The world has witnessed great advances in autonomous technologies that form part of the ITS in the recent years. Artificial Intelligence (AI) is a fundamental part of such advancements since it helps controlling systems autonomously with minimal human intervention. The detection and monitoring of objects that interact on the roads as well as the automatic detection of traffic incidents are among the promises of AI for traffic research (Kyamakya, 2006). In South America, most high-speed highways have almost total coverage by Closed Circuit Television (CCTV), so videos can later be used as valuable input data for the creation of new AI applications (Dhaya, 2020).
In the present work, we focused on the detection of traffic incidents specifically of car collisions captured by static video cameras. Intelligent car collision detection systems allow transport systems to become simpler to use, more reliable and at the same time safer (Granada, 2018). The literature reports previous algorithms that use CCTV images for anomalies detection (Szegedy et al., 2019). Detected anomalies in car trajectories trigger Comprehensive Traffic Incident Management whose main objective is to respond safely and quickly to events that occur on the roads to avoid new incidents and to resume normal traffic conditions as fast as possible (Owens et al., 2010). To this end, several algorithms and machine learning techniques are being tested for the detection of traffic incidents. A set of such techniques uses a supervised learning approach to make decisions based on labeled data as part of a typical classification task.

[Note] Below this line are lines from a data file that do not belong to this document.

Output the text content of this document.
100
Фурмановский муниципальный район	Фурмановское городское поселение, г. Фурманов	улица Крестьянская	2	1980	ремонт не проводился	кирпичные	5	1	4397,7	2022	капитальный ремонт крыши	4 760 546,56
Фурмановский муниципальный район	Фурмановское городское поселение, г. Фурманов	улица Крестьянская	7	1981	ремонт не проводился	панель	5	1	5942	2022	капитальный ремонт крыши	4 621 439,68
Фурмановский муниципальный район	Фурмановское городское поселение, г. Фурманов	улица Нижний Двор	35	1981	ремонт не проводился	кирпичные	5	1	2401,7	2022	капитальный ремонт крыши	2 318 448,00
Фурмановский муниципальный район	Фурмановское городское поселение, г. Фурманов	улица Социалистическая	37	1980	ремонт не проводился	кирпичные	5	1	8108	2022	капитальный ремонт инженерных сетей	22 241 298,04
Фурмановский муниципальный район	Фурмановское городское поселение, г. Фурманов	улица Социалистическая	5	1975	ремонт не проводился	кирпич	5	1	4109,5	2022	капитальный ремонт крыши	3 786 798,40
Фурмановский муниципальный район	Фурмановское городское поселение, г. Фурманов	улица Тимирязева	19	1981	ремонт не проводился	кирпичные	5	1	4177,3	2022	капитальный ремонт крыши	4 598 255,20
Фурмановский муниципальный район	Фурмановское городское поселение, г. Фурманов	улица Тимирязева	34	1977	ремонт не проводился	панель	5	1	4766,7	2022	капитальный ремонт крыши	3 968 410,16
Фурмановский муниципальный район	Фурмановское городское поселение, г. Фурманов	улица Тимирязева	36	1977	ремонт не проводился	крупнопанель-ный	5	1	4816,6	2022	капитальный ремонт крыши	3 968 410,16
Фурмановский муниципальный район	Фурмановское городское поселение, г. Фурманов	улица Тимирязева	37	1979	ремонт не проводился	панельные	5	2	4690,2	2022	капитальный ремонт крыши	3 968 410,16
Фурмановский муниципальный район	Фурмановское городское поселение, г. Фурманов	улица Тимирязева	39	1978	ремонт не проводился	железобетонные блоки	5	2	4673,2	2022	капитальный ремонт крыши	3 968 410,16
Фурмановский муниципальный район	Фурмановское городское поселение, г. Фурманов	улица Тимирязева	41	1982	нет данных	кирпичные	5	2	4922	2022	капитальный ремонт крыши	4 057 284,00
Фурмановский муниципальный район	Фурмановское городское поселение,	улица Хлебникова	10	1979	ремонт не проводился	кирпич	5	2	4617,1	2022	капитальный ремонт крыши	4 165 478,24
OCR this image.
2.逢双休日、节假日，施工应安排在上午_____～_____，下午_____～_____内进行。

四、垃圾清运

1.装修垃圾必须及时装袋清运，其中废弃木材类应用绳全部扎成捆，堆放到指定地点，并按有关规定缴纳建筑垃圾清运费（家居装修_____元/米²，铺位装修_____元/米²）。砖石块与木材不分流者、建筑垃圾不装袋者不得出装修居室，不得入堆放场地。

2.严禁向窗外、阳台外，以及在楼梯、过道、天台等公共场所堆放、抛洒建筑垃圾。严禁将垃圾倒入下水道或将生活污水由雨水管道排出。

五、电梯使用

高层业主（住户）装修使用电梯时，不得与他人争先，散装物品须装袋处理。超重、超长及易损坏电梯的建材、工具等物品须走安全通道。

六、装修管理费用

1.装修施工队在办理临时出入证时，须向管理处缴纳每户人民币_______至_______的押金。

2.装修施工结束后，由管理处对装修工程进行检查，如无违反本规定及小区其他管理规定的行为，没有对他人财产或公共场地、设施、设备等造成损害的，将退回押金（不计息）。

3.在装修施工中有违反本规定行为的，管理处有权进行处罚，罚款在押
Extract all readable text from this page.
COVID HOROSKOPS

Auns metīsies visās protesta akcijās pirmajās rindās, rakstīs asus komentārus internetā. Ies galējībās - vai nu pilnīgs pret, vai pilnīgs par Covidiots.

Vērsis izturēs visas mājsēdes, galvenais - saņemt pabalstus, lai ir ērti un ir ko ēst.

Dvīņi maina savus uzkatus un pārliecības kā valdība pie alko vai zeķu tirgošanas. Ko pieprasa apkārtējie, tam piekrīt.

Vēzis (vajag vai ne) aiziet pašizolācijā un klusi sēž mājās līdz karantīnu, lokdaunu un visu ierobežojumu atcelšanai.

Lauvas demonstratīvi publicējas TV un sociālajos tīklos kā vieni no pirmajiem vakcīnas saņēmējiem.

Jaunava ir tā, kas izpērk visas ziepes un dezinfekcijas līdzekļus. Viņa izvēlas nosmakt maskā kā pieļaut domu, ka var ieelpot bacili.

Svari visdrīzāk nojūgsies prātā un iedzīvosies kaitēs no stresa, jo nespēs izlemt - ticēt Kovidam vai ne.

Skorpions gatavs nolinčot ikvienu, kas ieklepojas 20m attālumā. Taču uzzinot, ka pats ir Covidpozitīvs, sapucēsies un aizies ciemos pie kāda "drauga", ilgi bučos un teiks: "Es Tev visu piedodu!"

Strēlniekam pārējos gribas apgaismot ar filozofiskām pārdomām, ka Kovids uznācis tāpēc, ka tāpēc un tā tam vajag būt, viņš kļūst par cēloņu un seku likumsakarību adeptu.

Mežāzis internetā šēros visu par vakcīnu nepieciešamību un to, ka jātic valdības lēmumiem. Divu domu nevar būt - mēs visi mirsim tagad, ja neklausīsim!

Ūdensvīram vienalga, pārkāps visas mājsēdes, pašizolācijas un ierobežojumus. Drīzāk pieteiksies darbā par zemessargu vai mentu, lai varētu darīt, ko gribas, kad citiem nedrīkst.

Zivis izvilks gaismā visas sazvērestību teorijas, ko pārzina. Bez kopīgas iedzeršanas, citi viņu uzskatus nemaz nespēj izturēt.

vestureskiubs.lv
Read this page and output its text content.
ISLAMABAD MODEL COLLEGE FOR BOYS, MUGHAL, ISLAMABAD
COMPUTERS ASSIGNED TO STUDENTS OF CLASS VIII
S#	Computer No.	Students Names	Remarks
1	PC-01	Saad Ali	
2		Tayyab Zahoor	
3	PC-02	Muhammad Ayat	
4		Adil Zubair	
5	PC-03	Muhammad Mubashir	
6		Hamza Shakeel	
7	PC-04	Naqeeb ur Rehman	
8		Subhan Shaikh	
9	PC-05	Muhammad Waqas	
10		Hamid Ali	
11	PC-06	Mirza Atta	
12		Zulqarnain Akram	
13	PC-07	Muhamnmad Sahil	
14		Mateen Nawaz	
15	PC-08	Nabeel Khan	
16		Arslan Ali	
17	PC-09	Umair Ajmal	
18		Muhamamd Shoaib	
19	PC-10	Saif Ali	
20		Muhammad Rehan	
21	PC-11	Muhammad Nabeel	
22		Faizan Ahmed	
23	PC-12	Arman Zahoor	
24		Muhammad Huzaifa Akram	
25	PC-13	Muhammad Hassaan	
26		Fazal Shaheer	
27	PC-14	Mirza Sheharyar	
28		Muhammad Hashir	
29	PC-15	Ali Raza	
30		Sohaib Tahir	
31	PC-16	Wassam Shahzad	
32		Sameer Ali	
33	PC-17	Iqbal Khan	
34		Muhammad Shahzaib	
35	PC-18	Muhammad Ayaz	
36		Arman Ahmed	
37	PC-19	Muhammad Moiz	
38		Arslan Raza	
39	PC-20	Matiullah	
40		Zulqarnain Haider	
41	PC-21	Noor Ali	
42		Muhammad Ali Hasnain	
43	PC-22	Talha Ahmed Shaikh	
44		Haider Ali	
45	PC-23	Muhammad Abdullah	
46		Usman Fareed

Labeled data in the context of traffic incidents detection can be a set of video fragments where no incidents occurred (i.e. the null class) and a set of video fragments where incidents did occur (i.e. the positive class). Some of the most important algorithms used in supervised learning are K Nearest Neighbors (KNN), Logistic Regression and Support Vector Machines (SVMs) (Géron, 2017; Haydari & Yilmaz, 2020).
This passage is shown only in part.